Out of the box, SonarQube comes with a complete mechanism to manage security (authentication + authorization). Configuring security allows you to cover two main use cases:
- Manage access rights to components, information, etc.
- Enable customization (custom dashboards, notifications, etc.) of SonarQube for users
Here are examples of security restrictions you can enforce by configuring security in SonarQube:
- Secure a SonarQube instance by forcing authentication prior to accessing any page
- Make a given project invisible to anonymous users
- Restrict access to a project to a given group of users
- Restrict access to a project's source code (Code Viewer) to a given set of users
- Define who can administer a project (setting exclusion patterns, tuning plugins configuration for that project, etc.)

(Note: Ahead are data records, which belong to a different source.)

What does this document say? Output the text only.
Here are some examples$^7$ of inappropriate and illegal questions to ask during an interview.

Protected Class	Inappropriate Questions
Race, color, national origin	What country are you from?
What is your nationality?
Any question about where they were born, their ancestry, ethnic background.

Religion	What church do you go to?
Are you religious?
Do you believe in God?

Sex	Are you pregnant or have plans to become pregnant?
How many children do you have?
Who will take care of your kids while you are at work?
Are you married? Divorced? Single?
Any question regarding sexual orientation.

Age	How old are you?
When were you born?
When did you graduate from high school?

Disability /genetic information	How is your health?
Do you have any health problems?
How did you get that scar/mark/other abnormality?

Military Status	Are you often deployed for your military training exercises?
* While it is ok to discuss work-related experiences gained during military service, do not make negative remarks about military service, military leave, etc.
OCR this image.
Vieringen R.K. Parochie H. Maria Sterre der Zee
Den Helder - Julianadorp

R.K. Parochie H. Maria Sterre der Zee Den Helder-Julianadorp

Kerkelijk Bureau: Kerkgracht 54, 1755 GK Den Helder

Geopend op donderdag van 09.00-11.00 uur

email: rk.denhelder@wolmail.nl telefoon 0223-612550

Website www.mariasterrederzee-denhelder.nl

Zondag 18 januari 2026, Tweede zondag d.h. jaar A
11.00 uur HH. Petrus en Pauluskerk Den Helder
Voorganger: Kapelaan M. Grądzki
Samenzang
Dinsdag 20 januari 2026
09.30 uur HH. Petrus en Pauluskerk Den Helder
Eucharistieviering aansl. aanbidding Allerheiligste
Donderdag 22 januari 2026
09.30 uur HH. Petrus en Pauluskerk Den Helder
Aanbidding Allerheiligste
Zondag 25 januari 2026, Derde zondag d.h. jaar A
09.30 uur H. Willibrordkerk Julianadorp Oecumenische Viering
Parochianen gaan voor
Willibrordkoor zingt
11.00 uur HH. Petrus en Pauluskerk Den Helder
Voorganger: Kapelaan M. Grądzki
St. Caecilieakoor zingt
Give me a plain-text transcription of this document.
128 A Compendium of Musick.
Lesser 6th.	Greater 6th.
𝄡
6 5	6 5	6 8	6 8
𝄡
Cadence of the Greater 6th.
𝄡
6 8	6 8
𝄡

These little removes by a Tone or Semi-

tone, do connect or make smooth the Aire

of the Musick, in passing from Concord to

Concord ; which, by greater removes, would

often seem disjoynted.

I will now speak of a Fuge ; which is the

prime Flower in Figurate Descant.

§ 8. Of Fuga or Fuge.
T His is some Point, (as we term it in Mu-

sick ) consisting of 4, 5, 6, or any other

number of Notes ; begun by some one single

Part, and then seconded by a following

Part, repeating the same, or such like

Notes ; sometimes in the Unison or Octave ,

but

- Define who can administer a SonarQube instance
Delegating Authentication and Authorization to External Systems
In order to leverage existing enterprise infrastructure, SonarQube provides the capability to delegate authentication and authorization to external systems through plugins:
- LDAP with the SonarQube LDAP Plugin
- Active Directory with the SonarQube LDAP Plugin
- PAM with the SonarQube PAM Plugin
- Crowd with the SonarQube Crowd Plugin
Authentication and authorization can also be delegated to an external system: LDAP or Active Directory with the SonarQube LDAP Plugin, PAM with the SonarQube PAM Plugin or Crowd with the SonarQube Crowd Plugin. SSO is also supported through the SonarQube OpenID plugin.
Another aspect of security is the encryption of settings such as passwords. SonarQube provide a built-in mechanism to encrypt settings.